First, assess the exposure. Start with a comprehensive review of the public entity’s entire computer system and safeguards, with an internal review by a dedicated individual or team, or by an independent firm specializing in computer system security evaluation. In either case, every aspect of the computer system should be analyzed to determine any weaknesses or areas of susceptibility that need to be addressed.
Once the evaluation is complete, all improvements to secure the computer system should be undertaken as soon as possible. This may include improvements and formalization of internal safety procedures, as well as the purchase of new or additional hardware and/or software to safeguard the computer system and integrity of the confidential information.
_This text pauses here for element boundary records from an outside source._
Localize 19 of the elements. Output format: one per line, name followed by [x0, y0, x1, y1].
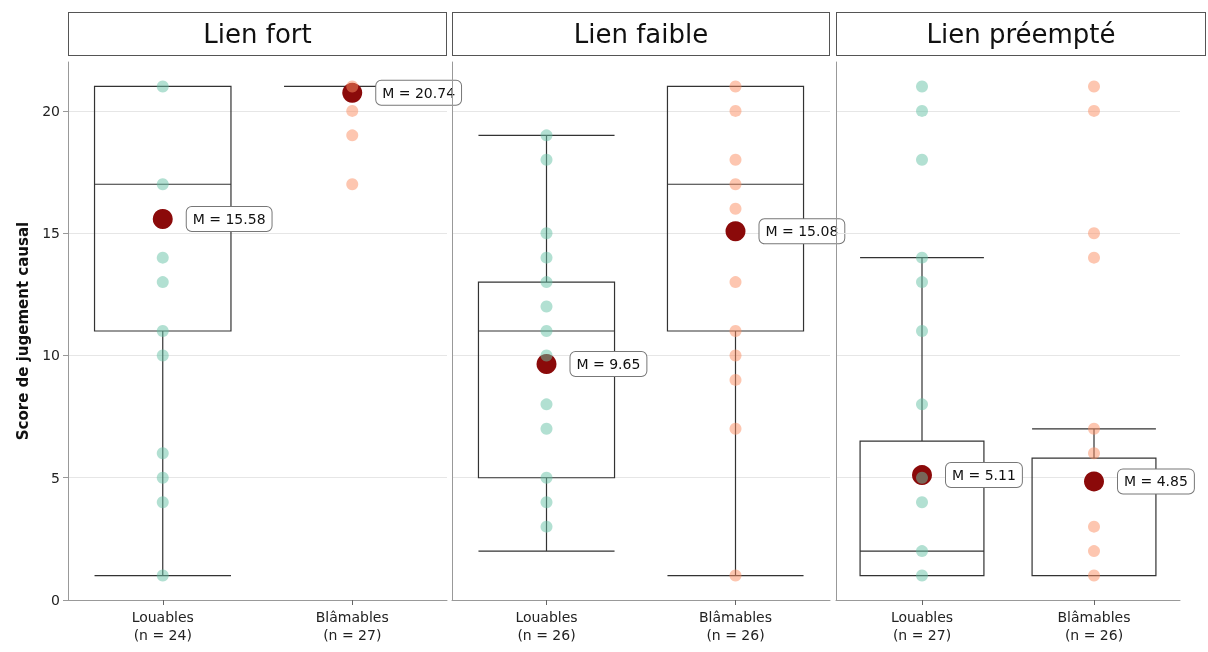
y-tick-label: 0: [51, 592, 60, 608]
chart-title: Lien préempté: [836, 12, 1206, 56]
y-tick-label: 15: [42, 225, 60, 242]
chart-title: Lien fort: [68, 12, 447, 56]
x-tick-label: Blâmables (n = 26): [1057, 609, 1131, 643]
annotation: M = 4.85: [1124, 473, 1188, 490]
annotation: M = 9.65: [576, 356, 641, 373]
chart-title: Lien faible: [452, 12, 830, 56]
y-tick-label: 20: [42, 102, 60, 119]
y-tick-label: 10: [42, 347, 60, 364]
x-tick-label: Louables (n = 24): [131, 609, 194, 643]
y-tick-label: 5: [51, 469, 60, 486]
y-axis-title: Score de jugement causal: [13, 221, 32, 441]
annotation: M = 5.11: [952, 467, 1016, 484]
x-tick-label: Blâmables (n = 27): [315, 609, 389, 643]
x-tick-label: Louables (n = 26): [515, 609, 578, 643]
x-tick-label: Blâmables (n = 26): [699, 609, 772, 643]
x-tick-label: Louables (n = 27): [890, 609, 954, 643]
annotation: M = 15.58: [192, 211, 266, 227]
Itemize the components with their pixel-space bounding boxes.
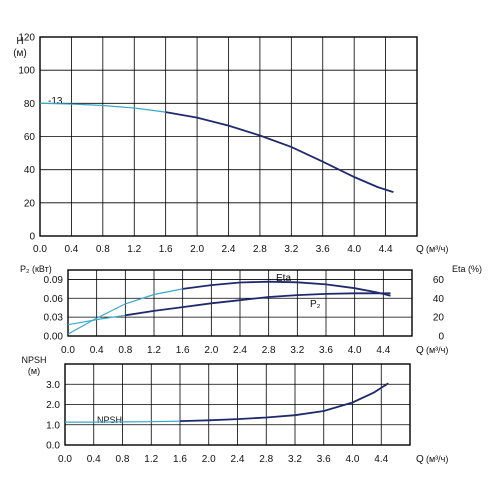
x-tick-label: 4.4 xyxy=(379,244,393,255)
x-tick-label: 0.4 xyxy=(87,454,101,465)
head-curve xyxy=(165,111,394,193)
x-tick-label: 1.6 xyxy=(176,345,190,356)
y2-axis-label: Eta (%) xyxy=(452,264,482,274)
y-tick-label: 3.0 xyxy=(46,380,60,391)
x-axis-label: Q xyxy=(416,244,424,255)
eta-series-label: Eta xyxy=(276,273,291,284)
y-tick-label: 60 xyxy=(24,132,36,143)
x-tick-label: 0.8 xyxy=(96,244,110,255)
y-tick-label: 120 xyxy=(18,33,35,44)
curve-annotation: -13 xyxy=(48,96,63,107)
x-tick-label: 1.6 xyxy=(159,244,173,255)
head-curve-low-flow xyxy=(39,102,166,113)
y-tick-label: 0.03 xyxy=(44,313,64,324)
x-tick-label: 3.2 xyxy=(288,454,302,465)
y2-tick-label: 0 xyxy=(438,332,444,343)
y2-tick-label: 20 xyxy=(433,313,445,324)
y-axis-unit: (м) xyxy=(28,366,40,376)
x-tick-label: 4.0 xyxy=(346,454,360,465)
y-tick-label: 0.0 xyxy=(46,441,60,452)
x-tick-label: 1.2 xyxy=(144,454,158,465)
y-tick-label: 1.0 xyxy=(46,420,60,431)
power-efficiency-chart: P₂ (кВт) Eta (%) Q (м³/ч) Eta P₂ 0.0 0.4 0… xyxy=(20,264,482,356)
y-tick-label: 0.09 xyxy=(44,275,64,286)
y-axis-unit: (м) xyxy=(13,48,27,59)
y2-tick-label: 60 xyxy=(433,275,445,286)
x-tick-label: 3.6 xyxy=(319,345,333,356)
npsh-curve-low-flow xyxy=(65,420,181,423)
x-tick-label: 0.0 xyxy=(58,454,72,465)
x-tick-label: 2.8 xyxy=(262,345,276,356)
y-tick-label: 0.06 xyxy=(44,294,64,305)
x-tick-label: 0.4 xyxy=(90,345,104,356)
x-tick-label: 1.2 xyxy=(127,244,141,255)
p--curve xyxy=(125,292,391,317)
p--curve-low-flow xyxy=(100,314,126,320)
x-tick-label: 4.0 xyxy=(348,345,362,356)
x-tick-label: 0.0 xyxy=(33,244,47,255)
npsh-curve xyxy=(179,382,389,422)
npsh-chart: NPSH (м) Q (м³/ч) NPSH 0.0 0.4 0.8 1.2 1.6 2.… xyxy=(21,355,448,465)
x-tick-label: 0.8 xyxy=(116,454,130,465)
head-curve-chart: H (м) Q (м³/ч) -13 0.0 0.4 0.8 1.2 1.6 2.0 2.4… xyxy=(13,33,448,256)
x-axis-label: Q xyxy=(416,454,424,465)
x-tick-label: 4.4 xyxy=(376,345,390,356)
x-tick-label: 2.4 xyxy=(222,244,236,255)
y-tick-label: 2.0 xyxy=(46,400,60,411)
y-tick-label: 100 xyxy=(18,66,35,77)
x-tick-label: 3.6 xyxy=(317,454,331,465)
x-tick-label: 1.2 xyxy=(147,345,161,356)
y-axis-label: NPSH xyxy=(21,355,46,365)
y-tick-label: 80 xyxy=(24,99,36,110)
x-axis-unit: (м³/ч) xyxy=(426,454,448,464)
x-tick-label: 0.0 xyxy=(61,345,75,356)
x-tick-label: 3.6 xyxy=(316,244,330,255)
y-tick-label: 0 xyxy=(29,232,35,243)
x-tick-label: 0.8 xyxy=(118,345,132,356)
y-tick-label: 0.00 xyxy=(44,332,64,343)
x-tick-label: 2.8 xyxy=(259,454,273,465)
x-axis-unit: (м³/ч) xyxy=(426,244,448,254)
y-tick-label: 20 xyxy=(24,198,36,209)
plot-frame xyxy=(64,363,411,446)
x-tick-label: 3.2 xyxy=(290,345,304,356)
eta-curve xyxy=(182,280,391,297)
plot-frame xyxy=(39,36,418,237)
p2-curve-low-flow-start xyxy=(67,318,101,326)
x-axis-label: Q xyxy=(416,345,424,356)
x-tick-label: 2.4 xyxy=(231,454,245,465)
x-tick-label: 2.8 xyxy=(253,244,267,255)
x-tick-label: 2.0 xyxy=(202,454,216,465)
y-tick-label: 40 xyxy=(24,165,36,176)
x-tick-label: 2.0 xyxy=(190,244,204,255)
x-tick-label: 3.2 xyxy=(284,244,298,255)
p2-series-label: P₂ xyxy=(310,299,321,310)
eta-curve-low-flow xyxy=(67,288,183,335)
x-tick-label: 0.4 xyxy=(64,244,78,255)
y-axis-label: H xyxy=(16,36,23,47)
npsh-series-label: NPSH xyxy=(97,415,122,425)
x-axis-unit: (м³/ч) xyxy=(426,345,448,355)
y2-tick-label: 40 xyxy=(433,294,445,305)
x-tick-label: 4.4 xyxy=(374,454,388,465)
x-tick-label: 1.6 xyxy=(173,454,187,465)
x-tick-label: 2.4 xyxy=(233,345,247,356)
y-axis-label: P₂ (кВт) xyxy=(20,264,52,274)
x-tick-label: 2.0 xyxy=(204,345,218,356)
x-tick-label: 4.0 xyxy=(347,244,361,255)
plot-frame xyxy=(67,269,413,337)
Second, every public entity should consider pubchasing crisis management/notification expense coverage and cyber liability coverage. For first-party crisis management/notification expense coverage, the product and services available vary from carrier to carrier, but coverage for a public entity should include:
- A computer forensic analysis to determine the cause and extent of the privacy breach
- A crisis management review and advice from an approved independent crisis management or legal firm
- Expenses associated with notifying affected parties to maintain goodwill or comply with any notification requirements imposed by law
- Call center services for credit monitoring as well as identity theft education and assistance for affected individuals.
Third-party cyber liability coverage is typically provided to protect the public entity for the following:
- Liability arising out of the unauthorized access of confidential information from the public entity’s computer system or the accidental release of confidential information from its computer system
- Liability arising out of the transmission of malware from the public entity’s computer system to a third party.
This combination of crisis management and cyber liability coverage can help protect a public entity’s image and assets in the event of a cyber attack.